The Australian government is working up a new national single sign-on (SSO) project through the Digital Transformation Office (DTO). Wilson is worried the government will change its mind with that system, too.

"DTO promises the SSO system will always be opt-in. This is one of their chief counterarguments to the national identity objection. But the government's overall trustworthiness on privacy is shaky," Wilson said.

Yet another concern is the government's plan to open up MyHR data for "secondary use". That would include releasing de-identified data for "analysis, research, quality and safety measurement, public health, performance management, policy, and other business applications".

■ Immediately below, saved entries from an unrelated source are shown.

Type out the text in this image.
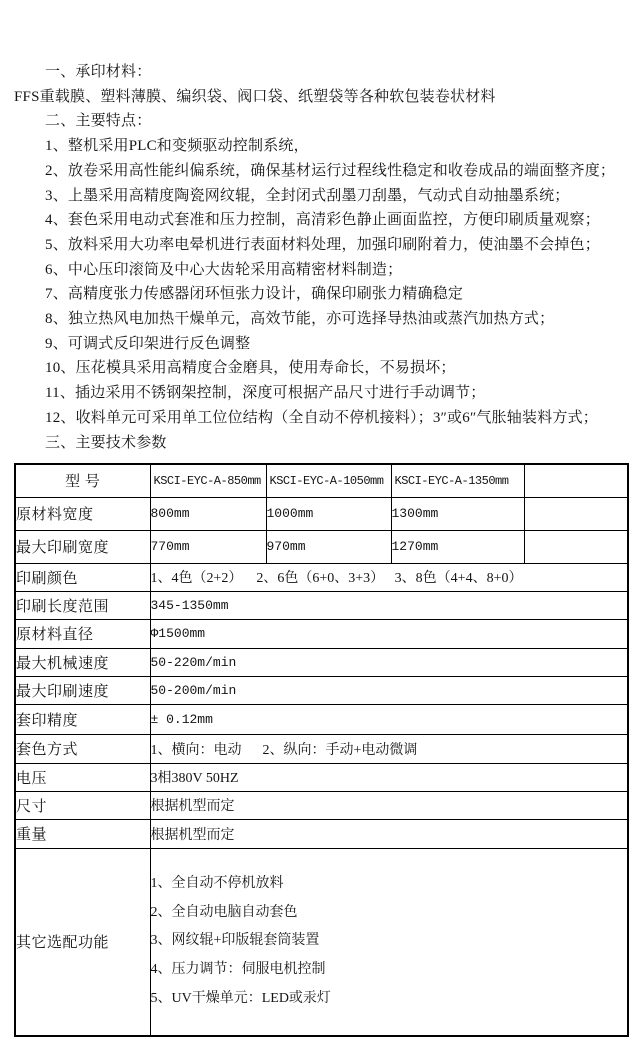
一、承印材料：

FFS重载膜、塑料薄膜、编织袋、阀口袋、纸塑袋等各种软包装卷状材料

二、主要特点：

1、整机采用PLC和变频驱动控制系统，

2、放卷采用高性能纠偏系统，确保基材运行过程线性稳定和收卷成品的端面整齐度；

3、上墨采用高精度陶瓷网纹辊，全封闭式刮墨刀刮墨，气动式自动抽墨系统；

4、套色采用电动式套准和压力控制，高清彩色静止画面监控，方便印刷质量观察；

5、放料采用大功率电晕机进行表面材料处理，加强印刷附着力，使油墨不会掉色；

6、中心压印滚筒及中心大齿轮采用高精密材料制造；

7、高精度张力传感器闭环恒张力设计，确保印刷张力精确稳定

8、独立热风电加热干燥单元，高效节能，亦可选择导热油或蒸汽加热方式；

9、可调式反印架进行反色调整

10、压花模具采用高精度合金磨具，使用寿命长，不易损坏；

11、插边采用不锈钢架控制，深度可根据产品尺寸进行手动调节；

12、收料单元可采用单工位位结构（全自动不停机接料）；3″或6″气胀轴装料方式；

三、主要技术参数

型 号	KSCI-EYC-A-850mm	KSCI-EYC-A-1050mm	KSCI-EYC-A-1350mm	
原材料宽度	800mm	1000mm	1300mm	
最大印刷宽度	770mm	970mm	1270mm	
印刷颜色	1、4色（2+2）    2、6色（6+0、3+3）   3、8色（4+4、8+0）			
印刷长度范围	345-1350mm			
原材料直径	Φ1500mm			
最大机械速度	50-220m/min			
最大印刷速度	50-200m/min			
套印精度	± 0.12mm			
套色方式	1、横向：电动      2、纵向：手动+电动微调			
电压	3相380V 50HZ			
尺寸	根据机型而定			
重量	根据机型而定			
其它选配功能	1、全自动不停机放料
2、全自动电脑自动套色
3、网纹辊+印版辊套筒装置
4、压力调节：伺服电机控制
5、UV干燥单元：LED或汞灯			
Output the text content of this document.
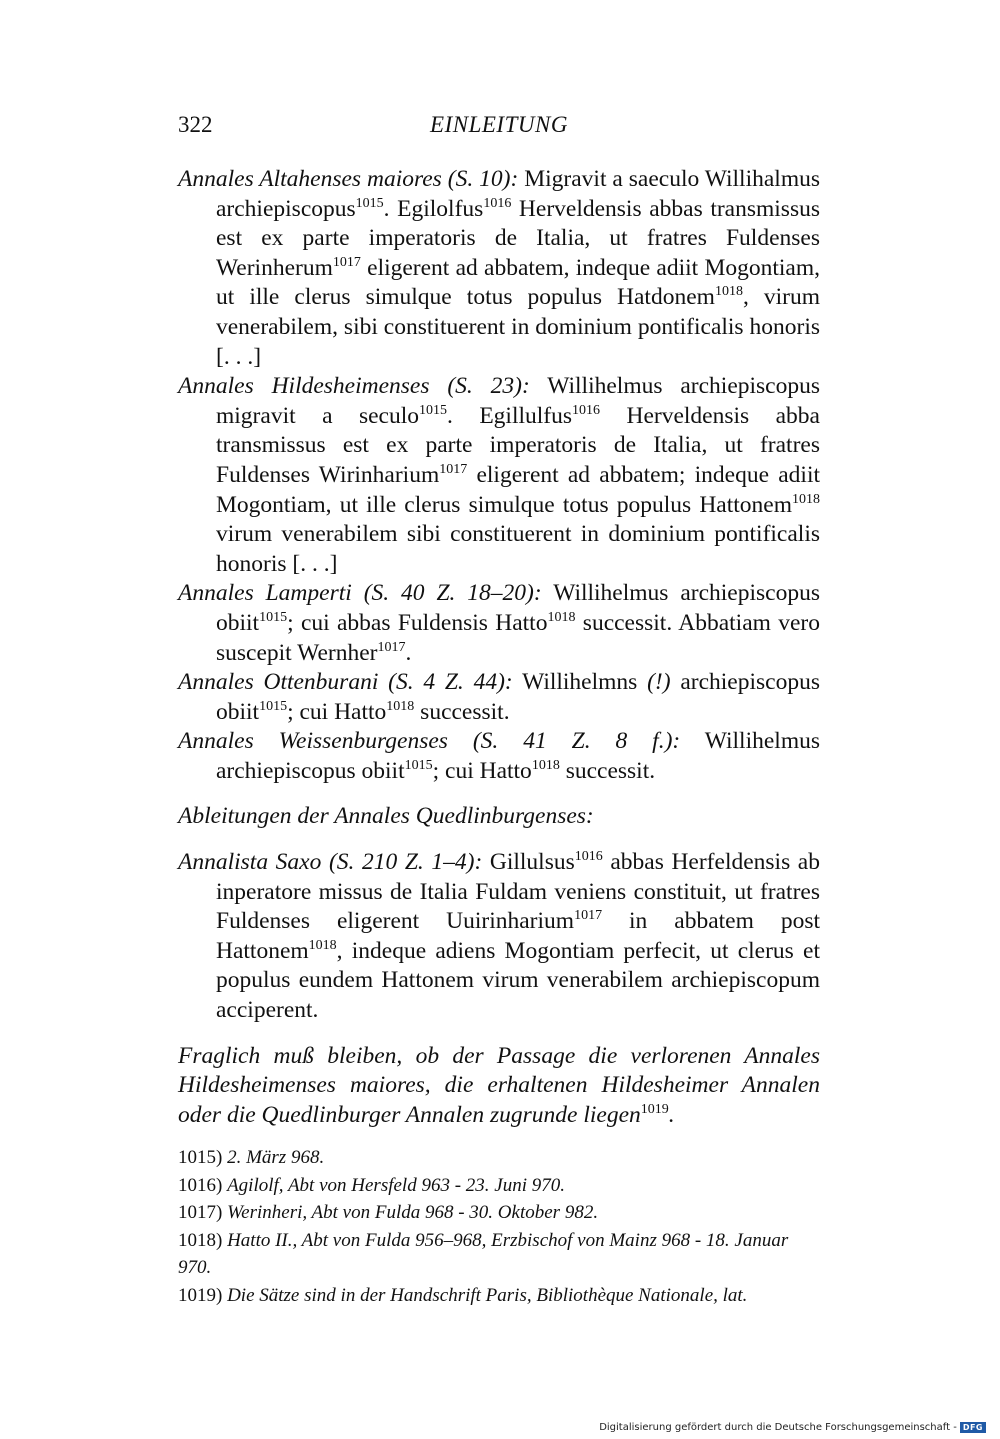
322	EINLEITUNG

Annales Altahenses maiores (S. 10): Migravit a saeculo Willihalmus archiepiscopus$^{1015}$. Egilolfus$^{1016}$ Herveldensis abbas transmissus est ex parte imperatoris de Italia, ut fratres Fuldenses Werinherum$^{1017}$ eligerent ad abbatem, indeque adiit Mogontiam, ut ille clerus simulque totus populus Hatdonem$^{1018}$, virum venerabilem, sibi constituerent in dominium pontificalis honoris [. . .]

Annales Hildesheimenses (S. 23): Willihelmus archiepiscopus migravit a seculo$^{1015}$. Egillulfus$^{1016}$ Herveldensis abba transmissus est ex parte imperatoris de Italia, ut fratres Fuldenses Wirinharium$^{1017}$ eligerent ad abbatem; indeque adiit Mogontiam, ut ille clerus simulque totus populus Hattonem$^{1018}$ virum venerabilem sibi constituerent in dominium pontificalis honoris [. . .]

Annales Lamperti (S. 40 Z. 18–20): Willihelmus archiepiscopus obiit$^{1015}$; cui abbas Fuldensis Hatto$^{1018}$ successit. Abbatiam vero suscepit Wernher$^{1017}$.

Annales Ottenburani (S. 4 Z. 44): Willihelmns (!) archiepiscopus obiit$^{1015}$; cui Hatto$^{1018}$ successit.

Annales Weissenburgenses (S. 41 Z. 8 f.): Willihelmus archiepiscopus obiit$^{1015}$; cui Hatto$^{1018}$ successit.

Ableitungen der Annales Quedlinburgenses:

Annalista Saxo (S. 210 Z. 1–4): Gillulsus$^{1016}$ abbas Herfeldensis ab inperatore missus de Italia Fuldam veniens constituit, ut fratres Fuldenses eligerent Uuirinharium$^{1017}$ in abbatem post Hattonem$^{1018}$, indeque adiens Mogontiam perfecit, ut clerus et populus eundem Hattonem virum venerabilem archiepiscopum acciperent.

Fraglich muß bleiben, ob der Passage die verlorenen Annales Hildesheimenses maiores, die erhaltenen Hildesheimer Annalen oder die Quedlinburger Annalen zugrunde liegen$^{1019}$.

1015) 2. März 968.

1016) Agilolf, Abt von Hersfeld 963 - 23. Juni 970.

1017) Werinheri, Abt von Fulda 968 - 30. Oktober 982.

1018) Hatto II., Abt von Fulda 956–968, Erzbischof von Mainz 968 - 18. Januar 970.

1019) Die Sätze sind in der Handschrift Paris, Bibliothèque Nationale, lat.

Digitalisierung gefördert durch die Deutsche Forschungsgemeinschaft - DFG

The key worry here is that de-identified data is increasingly easy to re-identify, especially when it's possible to combine it with other data sets.

A public consultation paper on developing a framework for secondary use is scheduled to be released by mid September. Watch this space.

There's at least one obstacle to this plan, however. Documents in MyHR are likely to be studded with personal data. De-identification will be hard to automate, and may well require expensive manual processing before the data can be released. Again, watch this space.

ZDNet understands that the documents in MyHR are better-structured than the APF fears. Nevertheless, Australia has spent AU$2 billion and rising on a way to make a bunch of documents available wherever a patient happens to turn up. What a waste.

It would've been cheaper and less risk to privacy to send every Australian citizen a 64GB encrypted USB stick to wear around their neck or pop into a pocket.

Update: Added clarification to descriptions of the documents in MyHR.